Government ambitions to create a hub for world-class healthcare treatment not only serve to keep its citizens at home when seeking medical treatment, but also as a net contributor to GDP. Revenue generated from international patients seeking treatment in the Emirates was worth more than Dh1 billion in 2016.

Since formalising its approach to medical tourism in 2014, the UAE has become the world’s fastest growing medical tourism hub and is now considered among the world’s top 15 destinations by patient numbers with notable specialisms in orthopaedics, fertility, ophthalmology, cosmetics and dermatology. Revenues from medical tourism are predicted to double, to $700 million, by 2020. Delivering on that number will require the government and private healthcare companies working together to create capacity and capability to serve patient numbers scale.

The integration of digital technologies is key to transformative growth in the GCC healthcare sector that will benefit patients, operators, investors and suppliers. The introduction of healthcare information systems, such as automated electronic medical records and analytics to track and improve the quality of treatment, have improved things for healthcare suppliers, physicians and patients through more convenience and efficiency in data handling, lower costs, increased speed and reduced error.

The ‘revenue effect’ of such systems is now being felt increasingly by investors. For example, in its 2016 annual report, Mubadala (not a Hanover client) reported that high performance aided by technology investment boosted its healthcare revenues by nearly 30% – to Dh1.4bn – helping to grow the investment firm’s profits.

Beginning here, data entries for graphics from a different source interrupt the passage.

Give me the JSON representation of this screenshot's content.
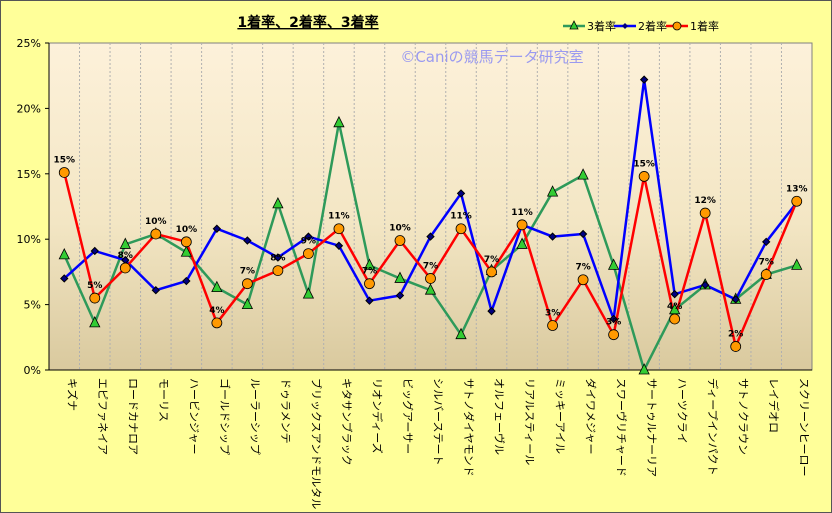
{
  "chart_data": {
    "type": "line",
    "title": "1着率、2着率、3着率",
    "watermark": "©Caniの競馬データ研究室",
    "xlabel": "",
    "ylabel": "",
    "ylim": [
      0,
      25
    ],
    "yticks": [
      "0%",
      "5%",
      "10%",
      "15%",
      "20%",
      "25%"
    ],
    "ytick_values": [
      0,
      5,
      10,
      15,
      20,
      25
    ],
    "grid": "vertical",
    "legend_position": "top-right",
    "categories": [
      "キズナ",
      "エピファネイア",
      "ロードカナロア",
      "モーリス",
      "ハービンジャー",
      "ゴールドシップ",
      "ルーラーシップ",
      "ドゥラメンテ",
      "ブリックスアンドモルタル",
      "キタサンブラック",
      "リオンディーズ",
      "ビッグアーサー",
      "シルバーステート",
      "サトノダイヤモンド",
      "オルフェーヴル",
      "リアルスティール",
      "ミッキーアイル",
      "ダイワメジャー",
      "スワーヴリチャード",
      "サートゥルナーリア",
      "ハーツクライ",
      "ディープインパクト",
      "サトノクラウン",
      "レイデオロ",
      "スクリーンヒーロー"
    ],
    "series": [
      {
        "name": "3着率",
        "color": "#2E9A5A",
        "marker": "triangle",
        "marker_color": "#33CC33",
        "values": [
          8.8,
          3.6,
          9.6,
          10.4,
          9.0,
          6.3,
          5.0,
          12.7,
          5.8,
          18.9,
          8.0,
          7.0,
          6.1,
          2.7,
          7.6,
          9.6,
          13.6,
          14.9,
          8.0,
          0.0,
          4.6,
          6.5,
          5.4,
          7.3,
          8.0
        ]
      },
      {
        "name": "2着率",
        "color": "#0000FF",
        "marker": "diamond",
        "marker_color": "#000080",
        "values": [
          7.0,
          9.1,
          8.4,
          6.1,
          6.8,
          10.8,
          9.9,
          8.6,
          10.2,
          9.5,
          5.3,
          5.7,
          10.2,
          13.5,
          4.5,
          11.1,
          10.2,
          10.4,
          3.9,
          22.2,
          5.8,
          6.5,
          5.4,
          9.8,
          12.8
        ]
      },
      {
        "name": "1着率",
        "color": "#FF0000",
        "marker": "circle",
        "marker_color": "#FF9900",
        "values": [
          15.1,
          5.5,
          7.8,
          10.4,
          9.8,
          3.6,
          6.6,
          7.6,
          8.9,
          10.8,
          6.6,
          9.9,
          7.0,
          10.8,
          7.5,
          11.1,
          3.4,
          6.9,
          2.7,
          14.8,
          3.9,
          12.0,
          1.8,
          7.3,
          12.9
        ],
        "data_labels": [
          "15%",
          "5%",
          "8%",
          "10%",
          "10%",
          "4%",
          "7%",
          "8%",
          "9%",
          "11%",
          "7%",
          "10%",
          "7%",
          "11%",
          "7%",
          "11%",
          "3%",
          "7%",
          "3%",
          "15%",
          "4%",
          "12%",
          "2%",
          "7%",
          "13%"
        ]
      }
    ]
  }
}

If digital information structures provide a new nervous system for UAE healthcare, investments in the latest digital and medical technologies are the muscles that will power patient outcomes and revenue growth in the longer term. The scale and range of investments currently being made across a host of areas, from narrow band imaging to medical robotics, will enable healthcare providers in the UAE to compete globally for  specialist medical procedures among international patients in the future.